Beachgoers on a Monday morning stroll through the city’s Ocean Beach community spotted the body of a fully clothed man who first responders say may have been on board a boat that was capsized nearby Saturday night, city spokesman Jose Ysea said.

Authorities are still investigating, he said, but if the body is linked to the capsized boat, it would be the second fatality from the accident.

Early Sunday, about an hour after responding to an overturned boat, rescuers were notified by a few fishermen that they had seen a body floating in nearby waves, San Diego Lifeguard Services Lt. Rick Stell said.

That body washed ashore and the person was pronounced dead at the scene, Stell said.

Three people were rescued as they struggled in waves as high as 8ft, the lieutenant said. Three or four others reached the dry sand and fled, he said.

Authorities described the capsized vessel as a typical “panga”, a small wooden and aluminum craft intended for fishing but frequently used by smugglers based in Mexico, 12 miles by sea from Ocean Beach.

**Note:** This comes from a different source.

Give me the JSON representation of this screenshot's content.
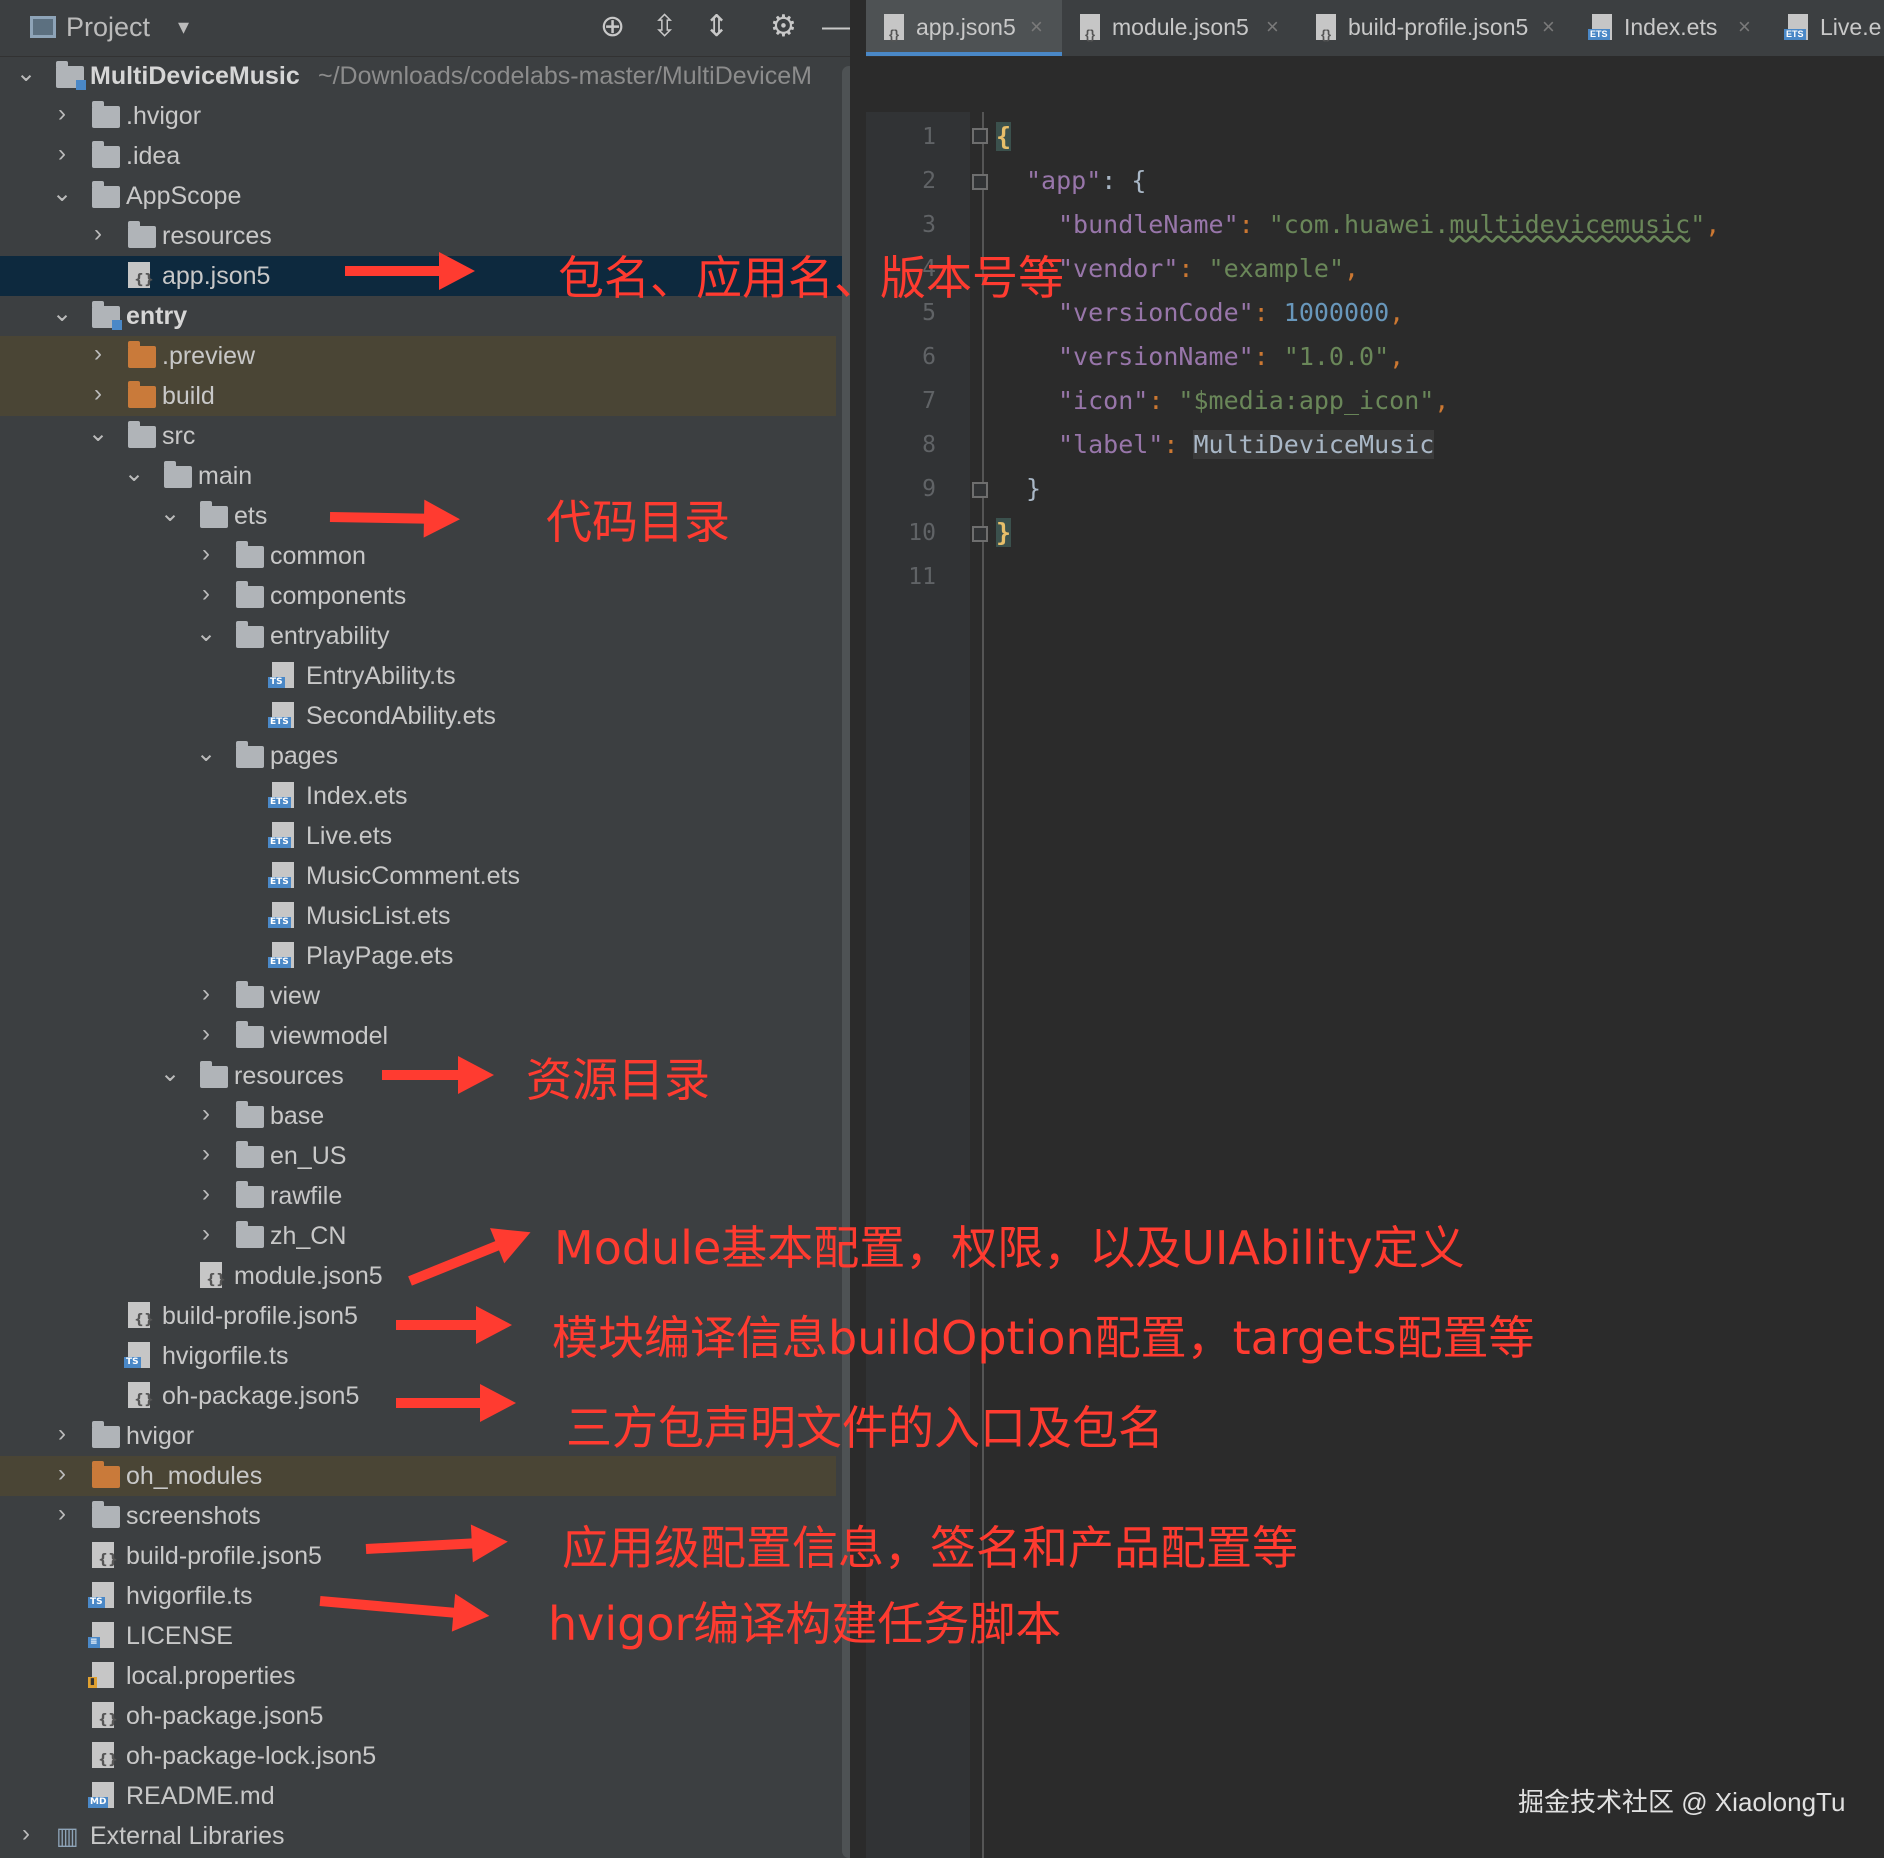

Hours after the rescue and recovery on Sunday, US Customs and Border Protection officials stopped a 24-foot boat about three miles off the coast of San Diego and discovered 15 people believed to be undocumented migrants. papers, an agency spokesperson said.

Two other boats with more than 50 suspected migrants were stopped off San Diego later in the day, CBP said.

The migrants were handed over to the US Border Patrol, he added.

Customs officers saw last year “record levels” of maritime smuggling along the southern California coast.

“Maritime smuggling is extremely dangerous,” said Reif Smith, CBP’s deputy director of offshore operations. NBC San Diego. “The ocean is unforgiving. Any mistake on the water, anything, can result in loss of life.”

Experts believe that drug cartels and other traffickers have increasingly dependent on sea routes as the pandemic severely restricted border crossings, like those in San Diego, where drugs and migrants once lurked in plain sight among million annual crosses.

Last week, it was reported that the pilot of a smuggling boat that ran aground on a rocky shore in San Diego last year, killing three of its passengers, pleaded guilty to human trafficking causing death.

Federal prosecutors say defendant Antonio Hurtado admitted to taking drugs during the trip, passing out, then abandoning all 32 people on board to reach shore on May 2, 2021.